The CSE says that groundwater in areas up to 3kms from the site contains pesticides 40 times India’s acceptable standards. This contradicts reports by three government agencies that say there are no continuing serious effects. The CSE took test samples last month and says various pesticides (some not covered by government standards) are present in health-endangering concentrations.
Sunita Narain, who runs the CSE, differentiated between the government claiming that toxicity on and near the site was not acute, which might be correct, and the CSE’s claims that there is nevertheless chronic toxicity. “Of course, if you go inside the site, you would not die,” said Narain, “but if you live there for ten years, you will suffer effects”. These effects could not be assessed till more long-term studies were carried out.

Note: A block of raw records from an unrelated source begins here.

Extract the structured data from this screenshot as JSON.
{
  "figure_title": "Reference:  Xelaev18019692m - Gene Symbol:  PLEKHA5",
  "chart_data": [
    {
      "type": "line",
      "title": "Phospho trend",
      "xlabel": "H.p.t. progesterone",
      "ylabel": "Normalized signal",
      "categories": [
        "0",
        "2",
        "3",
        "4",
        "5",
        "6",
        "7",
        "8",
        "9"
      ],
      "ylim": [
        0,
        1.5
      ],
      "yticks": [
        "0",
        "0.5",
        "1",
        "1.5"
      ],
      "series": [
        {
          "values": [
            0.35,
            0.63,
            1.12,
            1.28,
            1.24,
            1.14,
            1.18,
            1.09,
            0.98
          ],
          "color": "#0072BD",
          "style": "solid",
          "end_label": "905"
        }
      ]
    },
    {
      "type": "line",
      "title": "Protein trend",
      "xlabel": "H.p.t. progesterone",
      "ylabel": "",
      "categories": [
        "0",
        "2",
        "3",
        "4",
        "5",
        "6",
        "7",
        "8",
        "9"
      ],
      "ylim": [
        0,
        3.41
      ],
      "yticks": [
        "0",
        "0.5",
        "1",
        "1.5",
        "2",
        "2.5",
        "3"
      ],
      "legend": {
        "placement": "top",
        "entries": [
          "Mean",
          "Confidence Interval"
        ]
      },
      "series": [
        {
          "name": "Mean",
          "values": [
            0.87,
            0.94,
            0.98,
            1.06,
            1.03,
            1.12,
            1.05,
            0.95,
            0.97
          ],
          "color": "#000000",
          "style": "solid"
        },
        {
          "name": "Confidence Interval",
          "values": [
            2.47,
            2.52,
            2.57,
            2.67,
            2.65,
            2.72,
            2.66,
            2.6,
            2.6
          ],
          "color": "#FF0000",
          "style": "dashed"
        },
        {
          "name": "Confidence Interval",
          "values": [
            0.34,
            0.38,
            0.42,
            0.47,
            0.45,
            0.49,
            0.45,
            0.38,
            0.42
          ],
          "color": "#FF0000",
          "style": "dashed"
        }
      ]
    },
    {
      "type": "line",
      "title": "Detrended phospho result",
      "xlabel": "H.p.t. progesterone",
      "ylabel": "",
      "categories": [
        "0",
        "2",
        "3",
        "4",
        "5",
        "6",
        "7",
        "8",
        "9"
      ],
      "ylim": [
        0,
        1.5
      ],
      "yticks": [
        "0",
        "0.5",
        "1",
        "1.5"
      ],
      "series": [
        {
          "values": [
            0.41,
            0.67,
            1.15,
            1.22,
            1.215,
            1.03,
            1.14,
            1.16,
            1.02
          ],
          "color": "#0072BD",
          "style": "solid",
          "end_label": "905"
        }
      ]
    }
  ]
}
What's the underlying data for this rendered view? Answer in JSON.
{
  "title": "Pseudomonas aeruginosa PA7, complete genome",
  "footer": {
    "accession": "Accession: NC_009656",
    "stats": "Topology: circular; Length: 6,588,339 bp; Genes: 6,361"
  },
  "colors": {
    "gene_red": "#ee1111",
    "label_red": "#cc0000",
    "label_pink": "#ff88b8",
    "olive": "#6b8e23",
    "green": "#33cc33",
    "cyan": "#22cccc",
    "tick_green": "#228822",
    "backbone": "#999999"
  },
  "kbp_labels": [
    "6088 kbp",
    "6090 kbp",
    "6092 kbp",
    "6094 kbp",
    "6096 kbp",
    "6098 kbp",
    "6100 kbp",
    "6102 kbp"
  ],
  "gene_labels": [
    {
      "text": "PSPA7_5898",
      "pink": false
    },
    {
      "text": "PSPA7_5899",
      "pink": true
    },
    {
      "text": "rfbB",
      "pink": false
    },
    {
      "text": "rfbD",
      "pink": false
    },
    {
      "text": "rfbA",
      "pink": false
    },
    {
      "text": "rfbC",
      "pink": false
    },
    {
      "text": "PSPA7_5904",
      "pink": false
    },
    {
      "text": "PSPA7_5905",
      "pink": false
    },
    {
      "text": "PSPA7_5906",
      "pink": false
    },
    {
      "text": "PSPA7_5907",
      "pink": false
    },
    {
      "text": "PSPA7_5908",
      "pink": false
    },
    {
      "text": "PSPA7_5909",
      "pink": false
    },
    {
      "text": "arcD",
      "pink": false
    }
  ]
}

The CSE’s findings will be partially corroborated and partially questioned in about ten days’ time by the Delhi-based government-controlled Central Pollution Control Board (CPCB), which took soil samples at the same time as the CSE on October 28, and also took water samples two weeks earlier. Among its findings are “very high” levels of chloroform in ground water.
Plans by both the state government, and local pressure groups to make the key structures a centrepiece of the memorial are questioned by CPCB officials have told me that they would have to be dismantled in order to clean the site. The officials also query state government plans to open the site to the public, which was planned for this week but has been delayed because (the government claims) of rules restricting its actions during a current Bhopal municipal election campign.
The CPCB officials say the site is still contaminated, including pools of mercury in some areas, despite 400 tonnes of waste lying around the site being moved into a warehouse in 2005, though the government has allowed local people (above, gathering wood) to roam the site for years.
India’s government wants to end the impasse on all fronts, partly for humanitarian reasons and partly so that Dow can rapidly expand investments that are currently curtailed and under attack by activists. However, the Madhya Pradesh state government is resisting Delhi’s attempts to set up an overall “empowered commission” to co-ordinate progress.
Part of the problem is Dow’s refusal formally to accept responsibility for what Union Carbide allowed to happen.
Sathyu Sarangi told me yesterday that a “compromise could be reached” if Dow, maybe without acknowledging legal responsibility, made provision for health damages and monitoring of patients, and agreed to clean up the site and surrounding areas, which it is resisting. “That would be some sort of compromise that we would consider”, he said.
However not all the activists are in a hurry – which is scarcely surprising since they have built a life-style around the disaster. Abdul Jabbar, a leading local activist, points out that it took India 90 years from the first mutiny (or war of independence) in 1857 to achieve independence. “We will wait,” he says.